Tuesday, October 23, 2007

Mortgage Insurer Blood Is Running In The Streets

The last time I saw stocks trade like this. It was during the late summer stock market plunge, and it was lenders who eventually went out of business.




Here is a chart of NEW (Formerly New Century Financial) before it went bankrupt.



The similarities between the charts of NEW, MTG -2.13 (-10.23%), and PMI -1.84 (-9.07%) are uncanny. The question that many have is: Why are these companies suffering so much today?

MTG released earnings 5 days ago, and the stock can not seem to gain any ground.The pain in these lenders over the last few days is likely coming from the fact that all of the brokerages could not exit their positions at the same time. So they have been forced to bleed these stocks down.
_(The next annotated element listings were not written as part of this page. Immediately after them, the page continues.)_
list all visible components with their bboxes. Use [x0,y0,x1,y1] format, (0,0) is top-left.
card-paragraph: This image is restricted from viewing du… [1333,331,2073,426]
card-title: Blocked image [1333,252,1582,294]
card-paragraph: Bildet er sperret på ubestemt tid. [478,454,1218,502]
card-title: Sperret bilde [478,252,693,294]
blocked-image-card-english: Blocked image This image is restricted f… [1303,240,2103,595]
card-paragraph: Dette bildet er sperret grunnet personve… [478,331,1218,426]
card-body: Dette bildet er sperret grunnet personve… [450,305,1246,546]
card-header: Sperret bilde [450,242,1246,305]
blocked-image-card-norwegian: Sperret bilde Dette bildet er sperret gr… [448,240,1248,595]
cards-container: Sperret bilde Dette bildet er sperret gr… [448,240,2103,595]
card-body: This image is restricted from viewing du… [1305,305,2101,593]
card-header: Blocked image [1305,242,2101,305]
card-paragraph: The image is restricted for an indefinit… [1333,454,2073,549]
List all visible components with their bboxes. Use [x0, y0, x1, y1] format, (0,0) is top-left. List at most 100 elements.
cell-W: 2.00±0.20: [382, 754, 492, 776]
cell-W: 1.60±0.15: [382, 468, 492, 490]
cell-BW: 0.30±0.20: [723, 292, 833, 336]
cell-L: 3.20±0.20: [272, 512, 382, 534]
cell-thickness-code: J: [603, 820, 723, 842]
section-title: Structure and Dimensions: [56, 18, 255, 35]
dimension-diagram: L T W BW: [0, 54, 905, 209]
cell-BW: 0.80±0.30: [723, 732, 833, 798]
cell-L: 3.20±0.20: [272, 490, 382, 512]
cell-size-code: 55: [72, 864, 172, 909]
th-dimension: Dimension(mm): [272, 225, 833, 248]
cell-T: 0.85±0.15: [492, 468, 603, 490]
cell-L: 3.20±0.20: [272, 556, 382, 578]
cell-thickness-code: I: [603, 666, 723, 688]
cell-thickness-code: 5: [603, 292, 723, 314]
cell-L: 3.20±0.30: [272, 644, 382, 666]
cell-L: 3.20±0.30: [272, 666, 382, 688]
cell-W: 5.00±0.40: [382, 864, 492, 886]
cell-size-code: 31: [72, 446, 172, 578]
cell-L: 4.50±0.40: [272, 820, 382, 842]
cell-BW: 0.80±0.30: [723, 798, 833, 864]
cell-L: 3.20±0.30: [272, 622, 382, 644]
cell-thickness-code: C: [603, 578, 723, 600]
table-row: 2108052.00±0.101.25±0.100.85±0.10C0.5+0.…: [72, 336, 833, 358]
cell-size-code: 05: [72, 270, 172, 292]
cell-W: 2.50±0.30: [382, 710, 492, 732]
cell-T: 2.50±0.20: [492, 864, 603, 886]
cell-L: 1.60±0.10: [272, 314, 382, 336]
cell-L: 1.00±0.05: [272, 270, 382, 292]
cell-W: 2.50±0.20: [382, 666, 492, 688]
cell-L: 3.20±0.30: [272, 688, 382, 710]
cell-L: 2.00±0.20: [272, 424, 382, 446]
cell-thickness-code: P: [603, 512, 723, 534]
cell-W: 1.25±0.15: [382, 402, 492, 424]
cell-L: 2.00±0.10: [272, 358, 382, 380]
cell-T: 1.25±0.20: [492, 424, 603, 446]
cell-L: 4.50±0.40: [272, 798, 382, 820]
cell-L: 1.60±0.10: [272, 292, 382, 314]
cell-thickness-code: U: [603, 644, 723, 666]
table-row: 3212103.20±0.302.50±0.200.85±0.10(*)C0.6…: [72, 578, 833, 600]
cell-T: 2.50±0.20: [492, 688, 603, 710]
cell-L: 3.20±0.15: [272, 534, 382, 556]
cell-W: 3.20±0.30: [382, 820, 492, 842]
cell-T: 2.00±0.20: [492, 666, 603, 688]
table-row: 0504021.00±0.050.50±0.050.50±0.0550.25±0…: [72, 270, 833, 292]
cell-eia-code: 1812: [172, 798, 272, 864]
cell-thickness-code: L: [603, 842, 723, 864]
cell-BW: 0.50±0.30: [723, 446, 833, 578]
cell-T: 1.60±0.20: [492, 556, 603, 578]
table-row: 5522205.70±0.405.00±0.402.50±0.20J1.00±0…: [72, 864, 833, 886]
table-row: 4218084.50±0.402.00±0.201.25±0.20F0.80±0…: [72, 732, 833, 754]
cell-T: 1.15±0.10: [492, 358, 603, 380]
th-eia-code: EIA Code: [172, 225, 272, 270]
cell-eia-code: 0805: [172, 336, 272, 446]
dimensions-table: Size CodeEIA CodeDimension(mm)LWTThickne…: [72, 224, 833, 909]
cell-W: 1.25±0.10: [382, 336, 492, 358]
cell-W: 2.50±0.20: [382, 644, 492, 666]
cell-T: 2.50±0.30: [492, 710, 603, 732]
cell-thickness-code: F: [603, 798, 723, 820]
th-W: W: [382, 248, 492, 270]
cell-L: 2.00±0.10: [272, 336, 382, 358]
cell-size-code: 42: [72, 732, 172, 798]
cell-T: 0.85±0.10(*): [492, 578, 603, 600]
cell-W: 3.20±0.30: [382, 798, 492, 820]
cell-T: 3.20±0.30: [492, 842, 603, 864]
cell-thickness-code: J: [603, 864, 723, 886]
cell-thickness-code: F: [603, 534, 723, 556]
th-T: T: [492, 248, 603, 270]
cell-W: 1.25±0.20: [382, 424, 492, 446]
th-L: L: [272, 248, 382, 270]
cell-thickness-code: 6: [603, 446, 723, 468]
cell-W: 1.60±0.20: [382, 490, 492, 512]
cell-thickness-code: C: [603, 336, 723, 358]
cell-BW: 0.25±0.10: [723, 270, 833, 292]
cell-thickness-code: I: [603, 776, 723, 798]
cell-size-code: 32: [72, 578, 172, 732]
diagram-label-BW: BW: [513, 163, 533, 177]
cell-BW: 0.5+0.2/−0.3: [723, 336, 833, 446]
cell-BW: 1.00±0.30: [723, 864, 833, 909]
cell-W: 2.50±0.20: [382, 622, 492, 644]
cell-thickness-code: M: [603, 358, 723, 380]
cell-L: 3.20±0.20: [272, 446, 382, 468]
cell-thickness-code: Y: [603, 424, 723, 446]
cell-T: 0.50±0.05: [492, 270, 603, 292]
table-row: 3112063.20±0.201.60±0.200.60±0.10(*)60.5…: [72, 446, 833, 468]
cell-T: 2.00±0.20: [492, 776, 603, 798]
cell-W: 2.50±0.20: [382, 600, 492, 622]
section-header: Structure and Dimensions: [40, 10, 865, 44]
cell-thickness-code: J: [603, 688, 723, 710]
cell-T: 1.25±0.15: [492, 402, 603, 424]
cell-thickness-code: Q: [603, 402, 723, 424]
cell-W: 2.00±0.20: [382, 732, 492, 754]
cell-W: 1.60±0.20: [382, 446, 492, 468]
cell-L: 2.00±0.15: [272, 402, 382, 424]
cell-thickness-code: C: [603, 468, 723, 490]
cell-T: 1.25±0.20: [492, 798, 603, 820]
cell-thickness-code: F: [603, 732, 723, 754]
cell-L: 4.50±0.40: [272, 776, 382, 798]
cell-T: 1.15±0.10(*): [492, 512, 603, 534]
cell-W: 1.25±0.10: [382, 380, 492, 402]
Also, the pain in recent days is likely coming from devaluation of the company bonds (speculation, but more than likely considering the recent deterioration of subprime bonds)


PMI has upcoming earnings on October 30th before the market open. Will the stock have plummeted enough by then to stave off anymore pain? That is anyones guess, but I wouldn't bet on it.

These charts are scary to say the least, but short squeezes are more likely than not at this point. Here is a recent example of one:

(Don't get caught off guard if the insurers squeeze like this)

I am not a "perma bear" on the market. I do think that China is on its way to taking America's lunch. I just do not see any point in trying to catch falling knives. Why would you when you could own solid companies like AAPL +11.12 (6.38%), GOOG +13.95 (2.14%), ISRG +12.94 (4.53%), BIDU +19.93 (6.30%), or AMZN +5.79 (6.34%)?